In the end I simplified the configuration: my GitHub Actions workflow now just publishes the Docker image, and I manually restart the service in K8s. Pods are finally running and my backend is accessible.

Pods are running
Pods are running.

6. Frontend

  • Decide platform (Netlify or Cloudflare)
  • Add VITE_API_BASE_URL=https://api.vesuvian.fit
  • Build and deploy from GitHub Actions
  • Confirm live app on app.vesuvian.fit
  • Add redirects or fallback routes as needed

This part was so much easier. Here’s an app idea: Cloudflare Pages, but for backends. And no, ECS, Cloudflare Workers or Vercel functions are not that - I’m talking about deploying a backend system in three clicks and getting the resilience and performance you get from Cloudflare Pages - all with a generous free tier.

Anyway, deploying the frontend was literally just setting up Cloudflare Pages, pointing it to my frontend code, and setting up the environment variables. Because DNS was already managed through Cloudflare, I didn’t even need to touch that.

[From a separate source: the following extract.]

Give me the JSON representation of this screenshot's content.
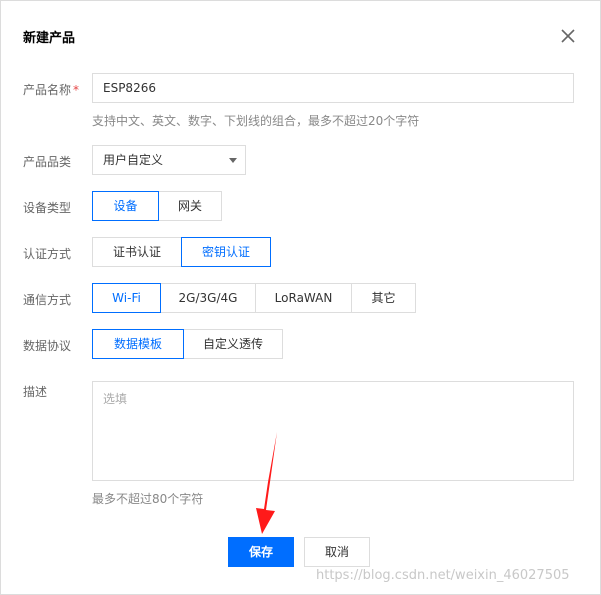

Not much to say here. Because the frontend is made of compiled static files, it was far easier and worked immediately.

Cloudflare Pages
Cloudflare Pages.

7. Email & Auth

  • Add SMTP env vars (Spacemail)
  • Test signup + email confirmation
  • Verify SPF/DKIM/DMARC DNS
  • Validate Google OAuth callback in production

When I initially started building Vesuvian, I was using Supabase, and as soon as I needed anything more than database access and had to use Supabase functions, I decided I hated it. It’s slow and expensive, not to mention the risk that a well-orchestrated attack on your backend can lead to ruin in the form of an invoice for tens of thousands of Supabase function calls.

So I spun up my own auth system. It’s fairly simple, using something like FastAPI Users, and I’ve done it several times in the past. Another reason for doing this was that I kind of hate the local development experience with most tools like Clerk and Supabase. I still have a Docker Compose stack of Supabase that just won’t die.

While I built Vesuvian locally, that was fine, but I really didn’t want to deal with SMTP servers and email verification templates.

After some research, I thought I’d try Zitadel. I liked that it’s both cloud and self-hosted and that I could just run a quick Docker container with the auth system on my local environment. That was one of the worst ways I’ve wasted a couple of hours. Seriously, the UI is ugly, the latest release isn’t fully compatible with their own services, and the setup is just weird. Seriously, if you’re going to go through the effort of using something like Zitadel, just use Keycloak or Ory - those are both incredible products, open source and highly flexible.

Eventually I figured I’d just bite the bullet and use Clerk. No, it doesn’t give me a local auth system, and I do need to set up additional CORS and redirect domains to make sure it works. I’ll also probably need to find a solution if I want to work offline, but I can live with that in exchange for not having to manage authentication myself.


Conclusion

It’s been a while since I set up a complete full-stack deployment of an app. Building with AI agents and tools like Supabase is crazy easy, although with a lot of caveats. Looking at my decision-making for this app, it’s probably all against any kind of LEAN startup principles. Did I validate the idea? No. Did I conduct user interviews? Nope. Did I build a minimal MVP? Yes - for about a minute.

I started from a vibe-coded app with Bolt that didn’t even have a database, then I started from scratch with a proper full-stack approach, abandoned that, and went through several more transformations. I didn’t really need to build my own backend, or host my own embeddings model, or host the app on my Kubernetes cluster.

You know, the tech industry has developed such a fetish for half-assed, incomplete work that we “just ship it!”. We forgot about the craft. We forgot that sometimes you want to build something for yourself, not for others. Do I expect to get rich from Vesuvian? Hell no. But I expect to build an app that I love to build and love to use. And as far as that goes, this made me happy.

App is deployed
App is deployed.

Next steps

There are still a couple more things to do:

  • create a marketing page
  • implement metrics and logs collection
  • fully integrated the AI into UI interactions

I’ll do that soon, right now, I need to hit the gym.